Thursday, August 13, 2009

UK vs. US Healthcare

I was born in the UK in 1960. I lived in the US from 1987-2007 - and always had good insurance. I paid taxes, etc, in both countries. And I NOW LIVE WITH AIDS, as I have since 1990. So I know what good healthcare means.

Even if, as I did, you have the best possible US insurance plans, you still face massive co-payments for meds (max. required in the UK is £102/$172 per year, for anyone, on any income). But for any procedure in the US you got co-payment bills from 2-3-4-5 participants. If any single thing was mistaken, you faced weeks of paperwork.

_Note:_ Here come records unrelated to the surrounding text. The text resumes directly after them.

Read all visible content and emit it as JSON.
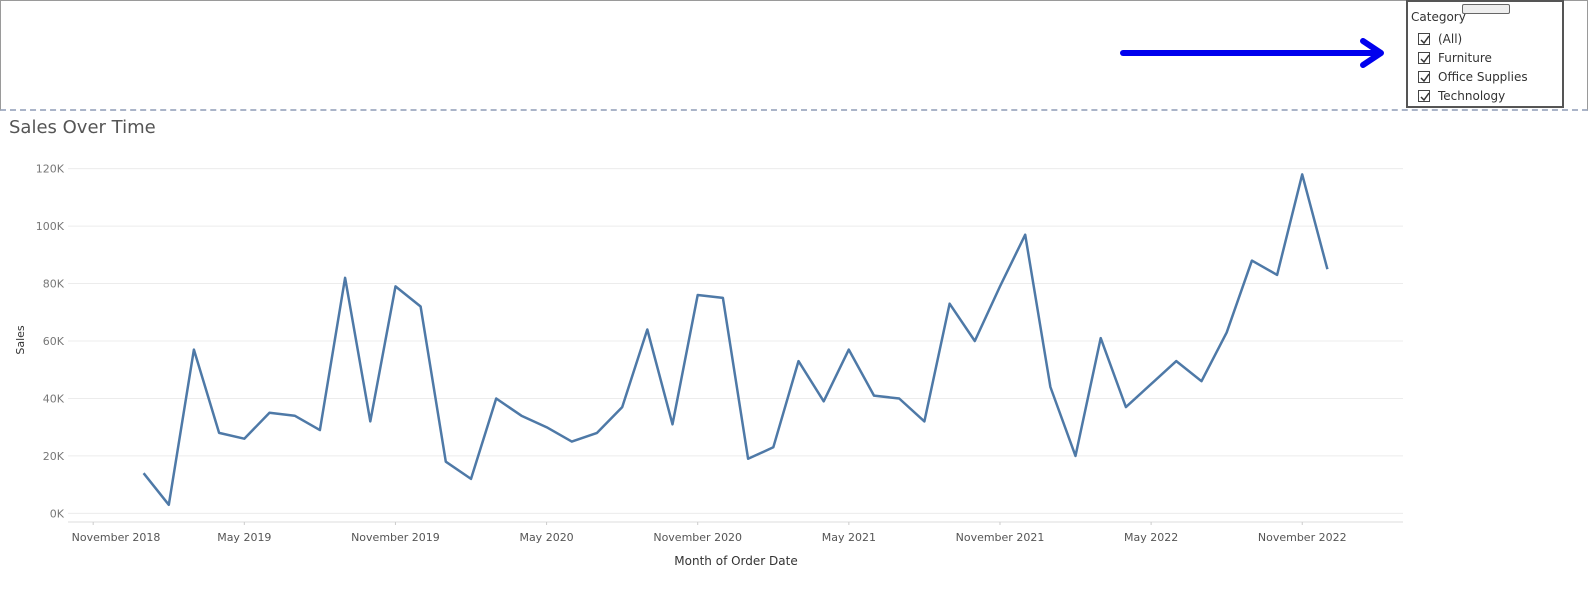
{
  "filter": {
    "title": "Category",
    "options": [
      "(All)",
      "Furniture",
      "Office Supplies",
      "Technology"
    ]
  },
  "chart_data": {
    "type": "line",
    "title": "Sales Over Time",
    "x_label": "Month of Order Date",
    "y_label": "Sales",
    "x": [
      "2019-01",
      "2019-02",
      "2019-03",
      "2019-04",
      "2019-05",
      "2019-06",
      "2019-07",
      "2019-08",
      "2019-09",
      "2019-10",
      "2019-11",
      "2019-12",
      "2020-01",
      "2020-02",
      "2020-03",
      "2020-04",
      "2020-05",
      "2020-06",
      "2020-07",
      "2020-08",
      "2020-09",
      "2020-10",
      "2020-11",
      "2020-12",
      "2021-01",
      "2021-02",
      "2021-03",
      "2021-04",
      "2021-05",
      "2021-06",
      "2021-07",
      "2021-08",
      "2021-09",
      "2021-10",
      "2021-11",
      "2021-12",
      "2022-01",
      "2022-02",
      "2022-03",
      "2022-04",
      "2022-05",
      "2022-06",
      "2022-07",
      "2022-08",
      "2022-09",
      "2022-10",
      "2022-11",
      "2022-12"
    ],
    "series": [
      {
        "name": "Sales",
        "color": "#4e79a7",
        "values": [
          14000,
          3000,
          57000,
          28000,
          26000,
          35000,
          34000,
          29000,
          82000,
          32000,
          79000,
          72000,
          18000,
          12000,
          40000,
          34000,
          30000,
          25000,
          28000,
          37000,
          64000,
          31000,
          76000,
          75000,
          19000,
          23000,
          53000,
          39000,
          57000,
          41000,
          40000,
          32000,
          73000,
          60000,
          79000,
          97000,
          44000,
          20000,
          61000,
          37000,
          45000,
          53000,
          46000,
          63000,
          88000,
          83000,
          118000,
          85000
        ]
      }
    ],
    "xlim": [
      "2018-10",
      "2023-03"
    ],
    "xticks": [
      {
        "value": "2018-11",
        "label": "November 2018"
      },
      {
        "value": "2019-05",
        "label": "May 2019"
      },
      {
        "value": "2019-11",
        "label": "November 2019"
      },
      {
        "value": "2020-05",
        "label": "May 2020"
      },
      {
        "value": "2020-11",
        "label": "November 2020"
      },
      {
        "value": "2021-05",
        "label": "May 2021"
      },
      {
        "value": "2021-11",
        "label": "November 2021"
      },
      {
        "value": "2022-05",
        "label": "May 2022"
      },
      {
        "value": "2022-11",
        "label": "November 2022"
      }
    ],
    "ylim": [
      -3000,
      123000
    ],
    "yticks": [
      {
        "value": 0,
        "label": "0K"
      },
      {
        "value": 20000,
        "label": "20K"
      },
      {
        "value": 40000,
        "label": "40K"
      },
      {
        "value": 60000,
        "label": "60K"
      },
      {
        "value": 80000,
        "label": "80K"
      },
      {
        "value": 100000,
        "label": "100K"
      },
      {
        "value": 120000,
        "label": "120K"
      }
    ],
    "grid": true
  }
}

The doctors and nurses are fine in the US - they are not all profit-driven nuts. But the paperwork you deal with is incredible.

Here in the UK, I get healthcare which is just as good, or in some respects better. And face no paperwork at all.

Who was paying for all that paperwork in the US? Who was wasting time processing it? Here in the UK we save money simply by treating people as needed.

2 comments:

Bearded Socialist said...

I personally think the UK model is excellent. To be fair to the Americans, they are having the same arguements we had in the 1940s. Bevan was compared to Hitler for trying to set up the NHS, then it came to pass and everyone wondered what the fuss was about. As usual, the UK is 60 years ahead of the Americans

Quietzapple said...

Agree.

Some americans are claiming that the larger profits they pay the drug companies are necessary to fund research. The international drug companies whinge like that worse than any farmer.

Would the NHS have to pay more for drugs if the US exercised greater cost discipline?